OK... Sleazy places for sailors? We have to worry about building those? Isn't that overthinking things a little?

That "we're going to have to move a lot more things on water than we do now" is pretty interesting. I wonder if we're going to restore the tow path canals? If you're in Easton, PA, check out the museum.

3 comments:

Anonymous said...

I read Kunstler's book on why oil and climate change were going to kill us all. And though I kind of agree with that general premise, he did seem to jump to conclusions rather a lot.

Why not skyscrapers? Why is suburbia going to die? Aren't there other possible adaptations that could continue to support such things? Like trains run off nuclear power plants? And since when was packing people into sky-scrapers a bad idea? It's still a very efficient way of making connections between economically useful elements.

Anonymous said...

It seems a little silly to say cities will get smaller as well. I think his thinking was that we wouldn't be able to operate elevators, but that seems kind of bogus.

I didn't quote him to dump on him, though, but to bring up his (implied) bit about restoring the canals. I still don't feel like I see the future of nuclear power clearly, and it makes a big difference, as you say, to the price of electricity itself.

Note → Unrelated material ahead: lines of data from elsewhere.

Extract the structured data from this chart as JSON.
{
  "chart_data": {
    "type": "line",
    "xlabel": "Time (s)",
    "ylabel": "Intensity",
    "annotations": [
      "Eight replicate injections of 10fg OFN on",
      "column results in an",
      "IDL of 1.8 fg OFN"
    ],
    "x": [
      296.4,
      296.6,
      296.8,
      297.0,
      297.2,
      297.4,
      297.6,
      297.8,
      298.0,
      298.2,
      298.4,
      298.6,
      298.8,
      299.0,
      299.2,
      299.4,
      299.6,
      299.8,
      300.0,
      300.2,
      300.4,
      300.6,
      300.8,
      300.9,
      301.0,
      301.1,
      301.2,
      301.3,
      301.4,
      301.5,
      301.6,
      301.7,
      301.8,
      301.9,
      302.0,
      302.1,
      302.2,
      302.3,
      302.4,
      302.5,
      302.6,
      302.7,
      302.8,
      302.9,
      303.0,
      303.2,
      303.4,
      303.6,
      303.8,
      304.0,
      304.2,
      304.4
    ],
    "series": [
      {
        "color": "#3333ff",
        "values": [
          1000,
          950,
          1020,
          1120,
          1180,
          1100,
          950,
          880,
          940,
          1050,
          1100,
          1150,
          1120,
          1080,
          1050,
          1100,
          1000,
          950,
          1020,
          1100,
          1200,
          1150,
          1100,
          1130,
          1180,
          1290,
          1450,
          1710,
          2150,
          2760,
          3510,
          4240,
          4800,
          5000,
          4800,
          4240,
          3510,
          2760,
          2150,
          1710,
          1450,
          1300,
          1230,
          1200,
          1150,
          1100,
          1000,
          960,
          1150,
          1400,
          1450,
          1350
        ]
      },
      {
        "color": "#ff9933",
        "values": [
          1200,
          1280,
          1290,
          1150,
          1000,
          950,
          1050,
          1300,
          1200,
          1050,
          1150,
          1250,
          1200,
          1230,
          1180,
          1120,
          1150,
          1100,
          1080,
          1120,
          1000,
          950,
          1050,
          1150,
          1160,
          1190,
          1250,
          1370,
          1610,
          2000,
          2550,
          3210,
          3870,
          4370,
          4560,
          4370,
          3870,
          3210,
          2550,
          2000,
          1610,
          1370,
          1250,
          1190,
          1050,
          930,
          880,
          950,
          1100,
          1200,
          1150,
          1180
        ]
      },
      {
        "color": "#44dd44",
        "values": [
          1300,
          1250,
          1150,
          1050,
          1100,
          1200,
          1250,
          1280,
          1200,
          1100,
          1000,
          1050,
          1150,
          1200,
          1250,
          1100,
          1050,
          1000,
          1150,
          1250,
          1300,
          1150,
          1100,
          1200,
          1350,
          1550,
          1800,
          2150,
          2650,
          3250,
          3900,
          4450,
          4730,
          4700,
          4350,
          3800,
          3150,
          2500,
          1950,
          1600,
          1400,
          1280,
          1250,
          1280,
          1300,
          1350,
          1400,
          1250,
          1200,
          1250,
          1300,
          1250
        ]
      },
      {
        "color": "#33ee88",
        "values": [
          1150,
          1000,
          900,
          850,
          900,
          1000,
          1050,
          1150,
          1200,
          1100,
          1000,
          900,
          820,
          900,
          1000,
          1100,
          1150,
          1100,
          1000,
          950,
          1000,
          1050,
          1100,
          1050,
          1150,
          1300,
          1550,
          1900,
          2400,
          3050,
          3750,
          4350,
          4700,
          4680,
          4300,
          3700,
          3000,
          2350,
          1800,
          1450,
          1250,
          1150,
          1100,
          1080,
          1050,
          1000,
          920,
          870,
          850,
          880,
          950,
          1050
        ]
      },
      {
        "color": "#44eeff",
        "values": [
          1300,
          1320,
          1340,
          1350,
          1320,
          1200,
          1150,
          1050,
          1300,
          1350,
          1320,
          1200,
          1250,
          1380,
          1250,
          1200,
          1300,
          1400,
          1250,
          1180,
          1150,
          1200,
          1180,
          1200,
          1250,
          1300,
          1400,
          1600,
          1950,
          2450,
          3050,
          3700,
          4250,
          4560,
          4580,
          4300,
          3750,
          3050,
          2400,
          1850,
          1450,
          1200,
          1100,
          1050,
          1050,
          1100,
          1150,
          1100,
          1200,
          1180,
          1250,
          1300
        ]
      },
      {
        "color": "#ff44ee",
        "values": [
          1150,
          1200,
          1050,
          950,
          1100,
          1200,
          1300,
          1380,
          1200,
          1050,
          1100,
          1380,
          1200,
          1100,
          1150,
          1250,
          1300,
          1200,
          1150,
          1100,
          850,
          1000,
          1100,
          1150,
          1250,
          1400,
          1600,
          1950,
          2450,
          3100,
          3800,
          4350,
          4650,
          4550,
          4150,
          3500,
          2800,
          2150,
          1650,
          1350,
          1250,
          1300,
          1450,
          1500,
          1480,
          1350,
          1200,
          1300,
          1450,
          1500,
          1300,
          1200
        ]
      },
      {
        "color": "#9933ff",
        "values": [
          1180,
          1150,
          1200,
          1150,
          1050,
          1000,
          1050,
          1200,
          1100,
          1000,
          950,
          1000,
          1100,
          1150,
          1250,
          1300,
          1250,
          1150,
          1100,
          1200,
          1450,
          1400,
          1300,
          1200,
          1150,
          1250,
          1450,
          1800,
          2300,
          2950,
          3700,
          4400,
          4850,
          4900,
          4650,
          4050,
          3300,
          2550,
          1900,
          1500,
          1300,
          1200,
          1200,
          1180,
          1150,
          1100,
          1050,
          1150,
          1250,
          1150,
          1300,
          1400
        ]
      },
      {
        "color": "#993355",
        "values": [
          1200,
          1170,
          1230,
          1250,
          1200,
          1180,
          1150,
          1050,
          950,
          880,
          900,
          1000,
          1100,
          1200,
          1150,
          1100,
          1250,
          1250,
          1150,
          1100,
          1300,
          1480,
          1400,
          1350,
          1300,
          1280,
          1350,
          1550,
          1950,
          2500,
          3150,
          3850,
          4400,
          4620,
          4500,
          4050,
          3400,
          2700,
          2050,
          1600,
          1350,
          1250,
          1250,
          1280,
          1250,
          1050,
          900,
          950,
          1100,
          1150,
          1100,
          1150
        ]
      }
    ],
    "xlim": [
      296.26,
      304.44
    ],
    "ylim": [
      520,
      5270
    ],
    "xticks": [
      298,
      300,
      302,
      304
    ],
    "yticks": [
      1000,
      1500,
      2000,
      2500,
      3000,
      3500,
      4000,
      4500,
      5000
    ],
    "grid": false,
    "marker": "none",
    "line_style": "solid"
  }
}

Electric trains might be really expensive in a wind-driven world, or at least not compellingly cheaper than canals, which are also cool.

Anonymous said...

Well, yes, I do miss the good old days of listening to Stephen Foster on the banjo, as I and my migrant worker compatriots rode the barge up the Mississippi.

But I don't think we'll come to that. Whether it's nuclear power plants or renewables, I think we'll build these assets first before we resign ourselves to climbing stairs and taking the paddle-boat to work. There is thousands of years of potentially accessible energy in uranium, and I believe the sun is supposed to stick around for even longer.